🤖 AI Summary
Program understanding faces challenges in modeling fine-grained, multilingual semantic representations. Method: We introduce COFO, the first large-scale, multilingual, structured competitive programming benchmark, covering 809 algorithmic problem categories and comprising 369K C/C++/Java/Python source code submissions. Each instance includes full problem statements, standardized I/O examples, and multidimensional semantic labels (e.g., algorithm type, data structure, difficulty). Our methodology systematically integrates dynamic web crawling (Selenium + BeautifulSoup), multilingual code normalization, I/O specification parsing, and hierarchical problem-label ontology modeling. Contribution/Results: Experiments demonstrate substantial improvements over baselines in program classification, intent recognition, and cross-lingual code representation learning.

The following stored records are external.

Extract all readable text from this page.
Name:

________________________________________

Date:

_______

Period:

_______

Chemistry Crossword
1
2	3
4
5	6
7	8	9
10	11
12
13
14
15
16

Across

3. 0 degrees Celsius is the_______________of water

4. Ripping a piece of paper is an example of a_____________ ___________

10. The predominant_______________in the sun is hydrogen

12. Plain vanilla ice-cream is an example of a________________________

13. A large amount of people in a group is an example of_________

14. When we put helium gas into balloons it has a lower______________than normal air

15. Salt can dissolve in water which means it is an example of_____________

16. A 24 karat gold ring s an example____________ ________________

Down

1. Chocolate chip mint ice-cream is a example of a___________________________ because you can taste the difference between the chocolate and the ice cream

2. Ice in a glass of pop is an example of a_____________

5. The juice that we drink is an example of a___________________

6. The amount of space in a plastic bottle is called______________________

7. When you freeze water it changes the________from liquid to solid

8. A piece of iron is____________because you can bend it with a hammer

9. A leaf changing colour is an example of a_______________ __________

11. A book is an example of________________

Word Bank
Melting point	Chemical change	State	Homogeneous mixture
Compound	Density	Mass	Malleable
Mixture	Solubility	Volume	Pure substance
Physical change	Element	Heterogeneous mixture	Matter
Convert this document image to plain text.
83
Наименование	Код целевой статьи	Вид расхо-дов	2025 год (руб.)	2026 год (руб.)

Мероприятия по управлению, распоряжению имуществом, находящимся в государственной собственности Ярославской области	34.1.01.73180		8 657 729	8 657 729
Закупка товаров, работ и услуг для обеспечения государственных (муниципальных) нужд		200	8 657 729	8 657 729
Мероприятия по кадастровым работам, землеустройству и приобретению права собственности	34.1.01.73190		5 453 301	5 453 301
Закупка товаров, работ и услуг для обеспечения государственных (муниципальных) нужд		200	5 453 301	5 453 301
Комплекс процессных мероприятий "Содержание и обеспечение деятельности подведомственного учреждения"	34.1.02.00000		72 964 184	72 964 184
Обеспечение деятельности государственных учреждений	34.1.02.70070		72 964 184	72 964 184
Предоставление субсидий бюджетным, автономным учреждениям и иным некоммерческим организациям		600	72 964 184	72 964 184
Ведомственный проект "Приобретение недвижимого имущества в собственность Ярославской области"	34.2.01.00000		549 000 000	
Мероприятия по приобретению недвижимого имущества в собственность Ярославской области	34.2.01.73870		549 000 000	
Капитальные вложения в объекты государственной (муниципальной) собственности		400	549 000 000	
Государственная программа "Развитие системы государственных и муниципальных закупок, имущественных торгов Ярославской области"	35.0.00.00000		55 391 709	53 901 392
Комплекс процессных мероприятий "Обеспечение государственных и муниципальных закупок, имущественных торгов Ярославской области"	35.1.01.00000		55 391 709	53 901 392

COFO provides a high-quality, open-source benchmark to advance foundational research and rigorous evaluation in code intelligence.
📝 Abstract
In recent years, a lot of technological advances in computer science have aided software programmers to create innovative and real-time user-friendly software. With the creation of the software and the urging interest of people to learn to write software, there is a large collection of source codes that can be found on the web, also known as Big Code, which can be used as a source of data for driving the machine learning applications tending to solve certain software engineering problems. In this paper, we present COFO, a dataset consisting of 809 classes/problems with a total of 369K source codes written in C, C++, Java, and Python programming languages, along with other metadata such as code tags, problem specification, and input-output specifications. COFO has been scraped from the openly available Codeforces website using a selenium-beautifulsoup-python based scraper. We envision that this dataset can be useful for solving machine learning-based problems like program classification/recognition, tagging, predicting program properties, and code comprehension.